By John Terauds on October 30, 2012

(Richard Termine photo)

Judy Dench one told an interviewer that she does all of her acting with the eyes. The art of the art song is just as subtle, the slightest vocal gesture or shift in timbre allowing a singer to instantly communicate the shifting emotional topography of the poetry.

In their new album issued by Hyperion, Canadian baritone Gerald Finley’s latest collaboration with British pianist Julius Drake reveals two masters of this very fine art, turning each of these Lieder by Robert Schumann (1810-1856) into an exquisite — but never precious — miniature.

Torontonians heard a memorable preview of this finely wrought album in a Toronto Summer Music recital at Koerner Hall, and the studio version does not disappoint.

There isn’t a note or syllable out of place, or a phrase left unpolished, as this remarkable duo guide us gently by the hand and ear through Schumann’s rich musical world. This really is an equal collaboration, as the piano alternately underpins, garnishes and becomes interwoven with the vocal line.

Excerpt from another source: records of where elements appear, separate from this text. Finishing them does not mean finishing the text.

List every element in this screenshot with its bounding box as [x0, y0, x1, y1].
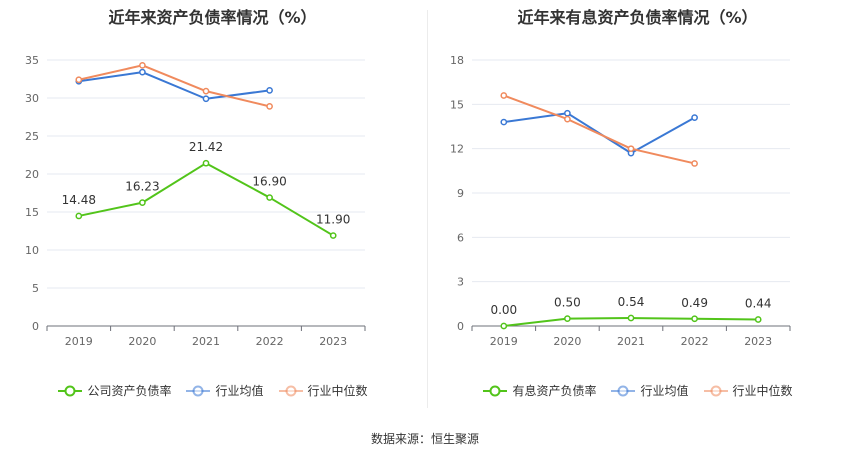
- legend-item-industry-median-series[interactable]: 行业中位数: [278, 382, 368, 399]
- legend-item-company-series[interactable]: 有息资产负债率: [482, 382, 596, 399]
- company-series-point: [754, 316, 762, 323]
- industry-median-series-point: [564, 115, 571, 123]
- industry-mean-series-point: [202, 95, 210, 103]
- x-tick-label: 2020: [553, 335, 581, 348]
- legend-item-company-series[interactable]: 公司资产负债率: [57, 382, 171, 399]
- company-series-point: [627, 314, 635, 322]
- y-tick-label: 15: [450, 98, 464, 111]
- x-tick-label: 2022: [681, 335, 709, 348]
- y-tick-label: 25: [25, 130, 39, 143]
- legend-label: 公司资产负债率: [87, 384, 172, 398]
- industry-mean-series-point: [691, 114, 698, 121]
- company-series-point: [266, 194, 273, 201]
- y-tick-label: 9: [457, 187, 464, 200]
- industry-median-series-point: [75, 76, 83, 84]
- data-label: 14.48: [62, 193, 96, 207]
- chart-legend: 公司资产负债率 行业均值 行业中位数: [0, 382, 425, 399]
- x-tick-label: 2019: [65, 335, 93, 348]
- legend-label: 行业均值: [215, 384, 264, 398]
- legend-item-industry-mean-series[interactable]: 行业均值: [185, 382, 264, 399]
- y-tick-label: 12: [450, 143, 464, 156]
- data-label: 0.50: [554, 296, 581, 310]
- legend-label: 行业均值: [640, 384, 689, 398]
- y-tick-label: 5: [32, 282, 39, 295]
- x-tick-label: 2023: [744, 335, 772, 348]
- chart-title: 近年来有息资产负债率情况（%）: [517, 8, 758, 27]
- y-tick-label: 6: [457, 231, 464, 244]
- legend-line-marker-icon: [278, 385, 303, 396]
- x-tick-label: 2019: [490, 335, 518, 348]
- y-tick-label: 30: [25, 92, 39, 105]
- chart-legend: 有息资产负债率 行业均值 行业中位数: [425, 382, 850, 399]
- y-tick-label: 20: [25, 168, 39, 181]
- legend-line-marker-icon: [703, 385, 728, 396]
- legend-line-marker-icon: [186, 385, 211, 396]
- y-tick-label: 35: [25, 54, 39, 67]
- y-tick-label: 3: [457, 276, 464, 289]
- x-tick-label: 2023: [319, 335, 347, 348]
- data-label: 0.54: [618, 295, 645, 309]
- industry-median-series-point: [500, 92, 508, 99]
- data-label: 0.49: [681, 296, 708, 310]
- company-series-point: [329, 232, 337, 239]
- y-tick-label: 10: [25, 244, 39, 257]
- chart-panel-interest-bearing-debt-ratio: 近年来有息资产负债率情况（%） 0 3 6 9 12 15 18 2019 2020 2021 20…: [425, 0, 850, 420]
- data-label: 21.42: [189, 140, 223, 154]
- data-source-note: 数据来源：恒生聚源: [370, 432, 479, 446]
- company-series-point: [202, 159, 210, 167]
- industry-median-series-point: [627, 145, 635, 153]
- industry-median-series-point: [691, 160, 698, 167]
- legend-label: 有息资产负债率: [512, 384, 597, 398]
- industry-median-series-point: [202, 87, 210, 95]
- data-label: 0.44: [745, 296, 772, 310]
- industry-mean-series-line: [78, 71, 270, 100]
- line-chart-debt-ratio: 0 5 10 15 20 25 30 35 2019 2020 2021 2022 2023 14.48 1…: [25, 54, 366, 348]
- panel-divider: [427, 10, 428, 408]
- x-tick-label: 2021: [617, 335, 645, 348]
- legend-line-marker-icon: [483, 385, 508, 396]
- company-series-point: [75, 212, 83, 220]
- chart-title: 近年来资产负债率情况（%）: [108, 8, 317, 27]
- industry-mean-series-point: [266, 87, 273, 94]
- industry-median-series-point: [266, 103, 273, 110]
- legend-line-marker-icon: [611, 385, 636, 396]
- data-label: 11.90: [316, 213, 350, 227]
- legend-label: 行业中位数: [732, 384, 793, 398]
- legend-item-industry-median-series[interactable]: 行业中位数: [703, 382, 793, 399]
- legend-label: 行业中位数: [307, 384, 368, 398]
- company-series-point: [564, 315, 571, 322]
- data-label: 16.23: [125, 180, 159, 194]
- industry-median-series-point: [139, 61, 146, 69]
- y-tick-label: 0: [32, 320, 39, 333]
- industry-mean-series-point: [139, 68, 146, 76]
- y-tick-label: 18: [450, 54, 464, 67]
- y-tick-label: 15: [25, 206, 39, 219]
- chart-panel-debt-ratio: 近年来资产负债率情况（%） 0 5 10 15 20 25 30 35 2019 2020 2021…: [0, 0, 425, 420]
- x-tick-label: 2020: [128, 335, 156, 348]
- x-tick-label: 2022: [256, 335, 284, 348]
- legend-line-marker-icon: [58, 385, 83, 396]
- line-chart-interest-bearing-debt-ratio: 0 3 6 9 12 15 18 2019 2020 2021 2022 2023 0.00 0.50 0.…: [450, 54, 791, 348]
- data-label: 16.90: [252, 175, 286, 189]
- industry-mean-series-point: [500, 118, 508, 126]
- data-label: 0.00: [490, 303, 517, 317]
- industry-median-series-line: [78, 64, 270, 108]
- x-tick-label: 2021: [192, 335, 220, 348]
- company-series-point: [139, 199, 146, 207]
- industry-median-series-line: [503, 94, 695, 165]
- legend-item-industry-mean-series[interactable]: 行业均值: [610, 382, 689, 399]
- company-series-point: [500, 322, 508, 330]
- company-series-point: [691, 315, 698, 323]
- y-tick-label: 0: [457, 320, 464, 333]
- industry-mean-series-point: [564, 109, 571, 117]
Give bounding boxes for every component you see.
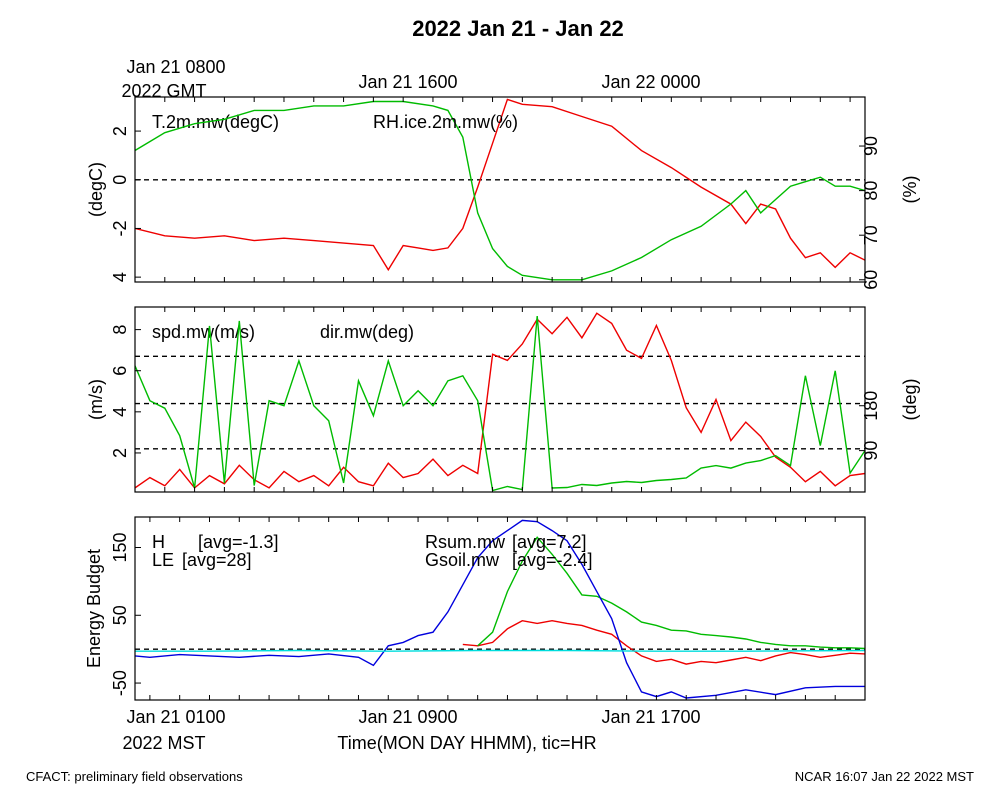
wind-panel: spd.mw(m/s) dir.mw(deg) 2 4 6 8 90 180 (m/s) (deg… <box>86 306 920 493</box>
panel-frame <box>134 96 866 283</box>
y-tick-label-left: 0 <box>110 175 130 185</box>
legend-dir-mw-deg: dir.mw(deg) <box>320 322 414 342</box>
energy-budget-panel: H [avg=-1.3] LE [avg=28] Rsum.mw [avg=7.2] Gso… <box>84 516 866 701</box>
y-tick-label-right: 90 <box>861 441 881 461</box>
legend-rsum-mw: Rsum.mw <box>425 532 506 552</box>
y-axis-label-right: (%) <box>900 176 920 204</box>
legend-t-2m-mw-degc: T.2m.mw(degC) <box>152 112 279 132</box>
chart-title: 2022 Jan 21 - Jan 22 <box>412 16 624 41</box>
legend-rh-ice-2m-mw: RH.ice.2m.mw(%) <box>373 112 518 132</box>
y-axis-label-left: (m/s) <box>86 379 106 420</box>
series-line-gsoil-mw <box>135 649 865 652</box>
mst-label: 2022 MST <box>122 733 205 753</box>
legend-gsoil-mw: Gsoil.mw <box>425 550 500 570</box>
series-line-t-2m-mw-degc <box>135 98 865 272</box>
series-line-h <box>462 619 865 665</box>
series-line-dir-mw-deg <box>135 315 865 492</box>
y-tick-label-right: 180 <box>861 391 881 421</box>
y-tick-label-left: -2 <box>110 220 130 236</box>
y-tick-label-left: 150 <box>110 532 130 562</box>
bottom-time-label-1700: Jan 21 1700 <box>601 707 700 727</box>
y-tick-label-right: 60 <box>861 270 881 290</box>
bottom-time-label-0100: Jan 21 0100 <box>126 707 225 727</box>
y-tick-label-left: 2 <box>110 448 130 458</box>
series-line-spd-mw-m-s <box>135 312 865 489</box>
panel-frame <box>134 516 866 701</box>
y-tick-label-left: -50 <box>110 670 130 696</box>
series-line-le <box>477 536 865 650</box>
temperature-humidity-panel: T.2m.mw(degC) RH.ice.2m.mw(%) 4 -2 0 2 60 70 80 9… <box>86 96 920 290</box>
series-line-rh-ice-2m-mw <box>135 100 865 281</box>
y-tick-label-left: 2 <box>110 126 130 136</box>
bottom-time-label-0900: Jan 21 0900 <box>358 707 457 727</box>
y-tick-label-left: 4 <box>110 272 130 282</box>
gmt-label-line1: Jan 21 0800 <box>126 57 225 77</box>
panel-frame <box>134 306 866 493</box>
y-tick-label-right: 90 <box>861 136 881 156</box>
legend-spd-mw-m-s: spd.mw(m/s) <box>152 322 255 342</box>
legend-h: H <box>152 532 165 552</box>
legend-avg-h: [avg=-1.3] <box>198 532 279 552</box>
y-axis-label-left: Energy Budget <box>84 549 104 668</box>
legend-avg-le: [avg=28] <box>182 550 252 570</box>
footer-right: NCAR 16:07 Jan 22 2022 MST <box>795 769 974 784</box>
y-axis-label-right: (deg) <box>900 378 920 420</box>
legend-le: LE <box>152 550 174 570</box>
y-tick-label-right: 80 <box>861 181 881 201</box>
y-axis-label-left: (degC) <box>86 162 106 217</box>
top-time-label-0000: Jan 22 0000 <box>601 72 700 92</box>
y-tick-label-left: 8 <box>110 325 130 335</box>
footer-left: CFACT: preliminary field observations <box>26 769 243 784</box>
legend-avg-rsum-mw: [avg=7.2] <box>512 532 587 552</box>
y-tick-label-left: 4 <box>110 407 130 417</box>
top-time-label-1600: Jan 21 1600 <box>358 72 457 92</box>
gmt-label-line2: 2022 GMT <box>121 81 206 101</box>
legend-avg-gsoil-mw: [avg=-2.4] <box>512 550 593 570</box>
y-tick-label-left: 50 <box>110 605 130 625</box>
x-axis-label: Time(MON DAY HHMM), tic=HR <box>337 733 596 753</box>
y-tick-label-right: 70 <box>861 225 881 245</box>
y-tick-label-left: 6 <box>110 366 130 376</box>
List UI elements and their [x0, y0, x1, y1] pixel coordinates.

Drake is no less a master than Finley.

The album features 27 Lieder from three song cycles written in 1840, based on poems by Heinrich Heine (the love-tossed Liederkreis Op. 24) and Joseph von Eichendorff (the more shadowy Liederkreis Op. 39) and Robert Reinick (folksy Sechs Gedichte aus dem Liederbuch eines Malers — Six Poems from a Painter’s Songbook — Op. 36).

The album lends itself to different kinds of listening, from a superficial drift into an altered, dreamlike state, to a wonder-filled study in how a singer can colour the same vowel a half-dozen ways to achieve different emotional effects.

These are masterful art songs rendered by two of the finest practitioners of the genre.